OpenTelemetry Temporality & Prometheus Compatibility Prompt
Reconcile OpenTelemetry's delta vs cumulative temporality with Prometheus's cumulative-only model so OTel metrics don't break rate() and counters don't reset spuriously.
- Target user
- Engineers exporting OpenTelemetry metrics into a Prometheus-compatible backend
- Difficulty
- Advanced
- Tools
- Claude, ChatGPT
The prompt
You are an OpenTelemetry + Prometheus integration expert who has debugged the subtle metric corruption that happens when temporality is mismatched. I will provide: - The OTel SDK/language and exporter config - The Prometheus-compatible backend (Prometheus, Mimir, Cortex, vendor) - Symptoms (rate() spikes, negative counters, missing series, doubled values) - Whether I emit via OTLP, the Collector's prometheus exporter, or remote-write Your job: 1. **Explain the temporality clash** — Prometheus is cumulative-only; OTLP supports delta and cumulative.
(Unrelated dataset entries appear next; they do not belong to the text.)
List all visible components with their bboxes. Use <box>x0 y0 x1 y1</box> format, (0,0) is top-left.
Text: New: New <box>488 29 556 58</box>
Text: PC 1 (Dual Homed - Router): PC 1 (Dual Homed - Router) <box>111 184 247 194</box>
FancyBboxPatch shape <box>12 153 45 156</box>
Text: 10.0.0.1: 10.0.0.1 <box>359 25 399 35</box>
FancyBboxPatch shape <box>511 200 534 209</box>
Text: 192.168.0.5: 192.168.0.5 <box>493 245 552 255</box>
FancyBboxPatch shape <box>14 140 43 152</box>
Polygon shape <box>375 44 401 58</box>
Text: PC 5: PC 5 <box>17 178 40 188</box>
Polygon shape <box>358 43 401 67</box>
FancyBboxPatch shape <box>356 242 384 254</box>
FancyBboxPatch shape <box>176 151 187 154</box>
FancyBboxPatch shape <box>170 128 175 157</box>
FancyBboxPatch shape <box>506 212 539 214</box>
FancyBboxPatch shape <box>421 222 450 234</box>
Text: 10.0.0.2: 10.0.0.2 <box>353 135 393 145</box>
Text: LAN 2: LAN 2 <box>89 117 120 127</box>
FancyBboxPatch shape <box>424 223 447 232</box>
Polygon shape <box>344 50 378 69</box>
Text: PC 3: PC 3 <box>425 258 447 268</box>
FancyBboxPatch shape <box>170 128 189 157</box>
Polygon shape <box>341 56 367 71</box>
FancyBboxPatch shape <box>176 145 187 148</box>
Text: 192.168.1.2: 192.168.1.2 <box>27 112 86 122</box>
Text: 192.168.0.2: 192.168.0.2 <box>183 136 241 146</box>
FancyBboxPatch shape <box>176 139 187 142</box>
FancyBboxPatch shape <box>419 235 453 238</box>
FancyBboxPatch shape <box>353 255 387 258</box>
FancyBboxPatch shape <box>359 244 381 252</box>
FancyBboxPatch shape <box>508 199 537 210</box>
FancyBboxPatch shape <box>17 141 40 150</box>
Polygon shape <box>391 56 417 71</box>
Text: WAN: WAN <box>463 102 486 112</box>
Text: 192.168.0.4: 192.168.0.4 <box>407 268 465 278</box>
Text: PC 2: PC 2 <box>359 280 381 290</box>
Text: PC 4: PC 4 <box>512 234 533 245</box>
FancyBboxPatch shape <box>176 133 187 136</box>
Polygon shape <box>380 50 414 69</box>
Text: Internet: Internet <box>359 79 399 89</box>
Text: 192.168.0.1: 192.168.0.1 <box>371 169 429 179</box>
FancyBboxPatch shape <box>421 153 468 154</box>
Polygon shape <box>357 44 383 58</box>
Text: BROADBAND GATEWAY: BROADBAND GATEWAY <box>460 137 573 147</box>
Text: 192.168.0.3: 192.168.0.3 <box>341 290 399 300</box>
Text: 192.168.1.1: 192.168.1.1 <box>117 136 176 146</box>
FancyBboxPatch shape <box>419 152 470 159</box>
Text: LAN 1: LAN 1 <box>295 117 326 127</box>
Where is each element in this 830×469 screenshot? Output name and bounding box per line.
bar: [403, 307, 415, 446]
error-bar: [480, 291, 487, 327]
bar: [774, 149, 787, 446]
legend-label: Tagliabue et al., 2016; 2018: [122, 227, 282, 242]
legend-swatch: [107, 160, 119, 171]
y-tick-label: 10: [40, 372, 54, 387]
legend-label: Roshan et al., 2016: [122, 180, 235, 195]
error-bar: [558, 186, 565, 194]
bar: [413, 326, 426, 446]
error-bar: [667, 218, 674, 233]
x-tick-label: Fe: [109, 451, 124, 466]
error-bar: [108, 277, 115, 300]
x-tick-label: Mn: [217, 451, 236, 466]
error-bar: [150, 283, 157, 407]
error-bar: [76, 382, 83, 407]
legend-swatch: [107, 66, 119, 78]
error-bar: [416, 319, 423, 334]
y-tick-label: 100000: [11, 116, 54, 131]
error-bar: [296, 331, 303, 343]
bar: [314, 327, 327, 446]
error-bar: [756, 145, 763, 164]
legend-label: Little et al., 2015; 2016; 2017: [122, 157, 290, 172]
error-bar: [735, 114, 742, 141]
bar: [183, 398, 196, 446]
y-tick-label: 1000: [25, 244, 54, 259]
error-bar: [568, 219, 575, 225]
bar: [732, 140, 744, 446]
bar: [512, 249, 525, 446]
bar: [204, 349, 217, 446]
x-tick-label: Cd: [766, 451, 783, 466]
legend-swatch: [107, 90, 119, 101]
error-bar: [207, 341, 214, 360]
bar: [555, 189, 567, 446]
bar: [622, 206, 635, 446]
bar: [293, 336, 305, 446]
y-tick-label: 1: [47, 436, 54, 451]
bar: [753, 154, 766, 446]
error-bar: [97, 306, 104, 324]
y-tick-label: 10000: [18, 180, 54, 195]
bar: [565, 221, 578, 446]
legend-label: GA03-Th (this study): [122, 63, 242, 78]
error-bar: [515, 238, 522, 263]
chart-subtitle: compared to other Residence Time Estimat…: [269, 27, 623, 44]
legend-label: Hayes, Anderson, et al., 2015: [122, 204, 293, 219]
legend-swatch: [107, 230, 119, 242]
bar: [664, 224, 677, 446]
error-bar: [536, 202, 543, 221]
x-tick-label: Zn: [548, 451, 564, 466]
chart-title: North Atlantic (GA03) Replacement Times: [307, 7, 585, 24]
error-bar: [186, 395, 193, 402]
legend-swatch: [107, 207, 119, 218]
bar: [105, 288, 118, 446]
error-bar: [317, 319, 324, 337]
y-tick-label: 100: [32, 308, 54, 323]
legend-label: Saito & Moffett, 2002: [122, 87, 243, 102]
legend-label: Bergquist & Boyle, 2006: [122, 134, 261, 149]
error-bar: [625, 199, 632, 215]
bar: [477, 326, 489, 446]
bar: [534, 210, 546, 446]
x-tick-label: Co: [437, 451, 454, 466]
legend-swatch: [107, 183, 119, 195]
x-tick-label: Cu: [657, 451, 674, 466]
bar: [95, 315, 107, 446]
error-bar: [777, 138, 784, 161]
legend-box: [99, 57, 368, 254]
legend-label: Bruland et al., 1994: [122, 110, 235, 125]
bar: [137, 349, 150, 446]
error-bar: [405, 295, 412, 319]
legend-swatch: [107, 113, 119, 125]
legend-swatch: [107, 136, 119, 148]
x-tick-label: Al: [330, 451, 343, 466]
Delta counters flowing into a cumulative store produce garbage `rate()`. Establish which side each component expects. 2. **Choose temporality at the source** — show how to set cumulative temporality preference in the SDK (or Collector) for counters/histograms destined for Prometheus, and when delta is legitimately better (serverless/short-lived, vendor that wants delta). 3. **Delta-to-cumulative conversion** — if delta is unavoidable upstream, configure the Collector's `deltatocumulative` (or cumulativetodelta) processor: how it tracks state, memory/cardinality cost, and the staleness/restart behavior that can drop or double a series. 4. **Name & label translation** — cover the Prometheus naming normalization (dots to underscores, unit suffixes, `_total` on counters, `target_info`), and the resource-attribute-to-label mapping that can explode cardinality if `job`/`instance` aren't set deliberately. 5. **Histograms** — explicit-bucket vs exponential/native histograms across the boundary, and which your backend supports without lossy conversion. 6. **Staleness & resets** — how OTel start-timestamps interact with Prometheus counter-reset detection, and why a restarted SDK can look like a counter reset (or fail to). 7. **Validate** — a checklist: pick one counter, confirm monotonic-cumulative at the scrape endpoint, run `rate()` over a restart, and confirm no negatives or spikes. Output: the corrected SDK/Collector config, the temporality decision per metric type, a name/label mapping table, and the validation checklist.